Advantages of Tunisia:
- Compliance with international guidelines (SRLF, ESICM, Surviving Sepsis Campaign, ERC, ATLS).
- 24/7 medical, surgical, neurosurgical, cardiac intensive care available.
- Nurse-to-patient ratio compliant with international standards (1 nurse for 2-3 patients in intensive care, sometimes 1:1 for ECMO, CVVHDF, severe instability).

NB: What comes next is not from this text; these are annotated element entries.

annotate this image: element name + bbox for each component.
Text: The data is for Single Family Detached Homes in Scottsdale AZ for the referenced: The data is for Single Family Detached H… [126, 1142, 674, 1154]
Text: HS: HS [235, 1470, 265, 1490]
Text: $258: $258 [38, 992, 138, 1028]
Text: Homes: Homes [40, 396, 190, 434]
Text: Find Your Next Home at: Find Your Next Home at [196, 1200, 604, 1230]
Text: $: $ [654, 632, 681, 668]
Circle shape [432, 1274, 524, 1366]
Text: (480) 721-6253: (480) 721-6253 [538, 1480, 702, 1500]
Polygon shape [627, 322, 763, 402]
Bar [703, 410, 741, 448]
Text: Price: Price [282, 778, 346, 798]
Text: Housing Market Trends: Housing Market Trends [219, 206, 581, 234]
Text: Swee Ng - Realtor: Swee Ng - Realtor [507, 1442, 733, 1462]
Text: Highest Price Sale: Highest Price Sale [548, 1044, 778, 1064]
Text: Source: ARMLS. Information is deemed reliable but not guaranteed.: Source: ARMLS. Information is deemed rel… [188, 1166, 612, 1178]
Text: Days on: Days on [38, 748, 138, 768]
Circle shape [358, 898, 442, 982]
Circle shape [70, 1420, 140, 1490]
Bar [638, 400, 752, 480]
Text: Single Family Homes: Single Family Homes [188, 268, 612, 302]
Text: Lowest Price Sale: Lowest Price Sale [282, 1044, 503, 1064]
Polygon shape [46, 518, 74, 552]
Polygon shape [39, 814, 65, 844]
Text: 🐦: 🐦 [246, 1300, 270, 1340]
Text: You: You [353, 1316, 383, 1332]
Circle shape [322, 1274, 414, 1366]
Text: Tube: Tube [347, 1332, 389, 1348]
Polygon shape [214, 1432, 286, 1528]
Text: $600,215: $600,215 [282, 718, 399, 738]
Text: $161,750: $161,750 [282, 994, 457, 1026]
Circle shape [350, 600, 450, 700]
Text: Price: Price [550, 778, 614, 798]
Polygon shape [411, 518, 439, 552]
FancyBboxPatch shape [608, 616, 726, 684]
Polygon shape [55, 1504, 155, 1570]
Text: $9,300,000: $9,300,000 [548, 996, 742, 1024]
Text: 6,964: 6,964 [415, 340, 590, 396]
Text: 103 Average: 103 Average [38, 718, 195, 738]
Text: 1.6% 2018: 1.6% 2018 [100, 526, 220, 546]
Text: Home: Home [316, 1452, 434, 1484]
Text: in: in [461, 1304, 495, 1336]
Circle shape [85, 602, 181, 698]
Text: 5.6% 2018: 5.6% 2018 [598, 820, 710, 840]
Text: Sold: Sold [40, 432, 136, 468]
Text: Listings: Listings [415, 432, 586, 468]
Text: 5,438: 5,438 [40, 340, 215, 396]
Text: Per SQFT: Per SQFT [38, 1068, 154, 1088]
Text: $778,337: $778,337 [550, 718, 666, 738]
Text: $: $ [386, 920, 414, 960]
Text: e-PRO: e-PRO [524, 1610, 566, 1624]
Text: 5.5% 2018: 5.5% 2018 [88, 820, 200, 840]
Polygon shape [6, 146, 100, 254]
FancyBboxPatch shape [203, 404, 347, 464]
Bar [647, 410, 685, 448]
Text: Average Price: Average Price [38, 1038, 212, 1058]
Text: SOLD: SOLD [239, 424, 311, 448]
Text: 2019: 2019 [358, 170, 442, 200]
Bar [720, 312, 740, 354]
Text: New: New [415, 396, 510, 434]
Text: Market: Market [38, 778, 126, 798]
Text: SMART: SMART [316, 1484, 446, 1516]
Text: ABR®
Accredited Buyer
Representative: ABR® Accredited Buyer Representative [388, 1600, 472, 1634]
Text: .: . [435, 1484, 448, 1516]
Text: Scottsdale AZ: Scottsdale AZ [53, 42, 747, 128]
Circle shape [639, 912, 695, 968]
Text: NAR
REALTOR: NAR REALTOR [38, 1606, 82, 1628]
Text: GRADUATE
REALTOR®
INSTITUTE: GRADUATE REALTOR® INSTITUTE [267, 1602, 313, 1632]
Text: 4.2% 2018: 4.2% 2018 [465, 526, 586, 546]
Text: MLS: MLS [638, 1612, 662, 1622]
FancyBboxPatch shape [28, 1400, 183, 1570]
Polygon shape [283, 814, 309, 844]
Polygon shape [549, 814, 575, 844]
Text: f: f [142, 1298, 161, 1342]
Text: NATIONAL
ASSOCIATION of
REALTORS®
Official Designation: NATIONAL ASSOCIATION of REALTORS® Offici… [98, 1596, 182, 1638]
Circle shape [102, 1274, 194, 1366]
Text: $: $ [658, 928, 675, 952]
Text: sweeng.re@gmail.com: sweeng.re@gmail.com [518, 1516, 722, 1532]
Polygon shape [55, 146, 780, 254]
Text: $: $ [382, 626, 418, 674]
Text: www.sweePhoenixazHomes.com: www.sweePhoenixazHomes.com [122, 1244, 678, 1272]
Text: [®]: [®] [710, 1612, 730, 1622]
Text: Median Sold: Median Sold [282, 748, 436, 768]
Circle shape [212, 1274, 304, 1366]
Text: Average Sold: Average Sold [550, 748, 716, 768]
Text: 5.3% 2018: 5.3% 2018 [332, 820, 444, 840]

- All-inclusive packages: our packages include ICU hospitalization, invasive monitoring, mechanical ventilation, sedation, vasopressors/inotropes, hemofiltration (if necessary), enteral nutrition, daily laboratory tests, imaging (ultrasound, X-ray, CT scan), and the start of early rehabilitation.
- Management of foreign patients: simplified administrative procedures, coordination with international insurance companies, multilingual reception (French, English, Arabic, Italian).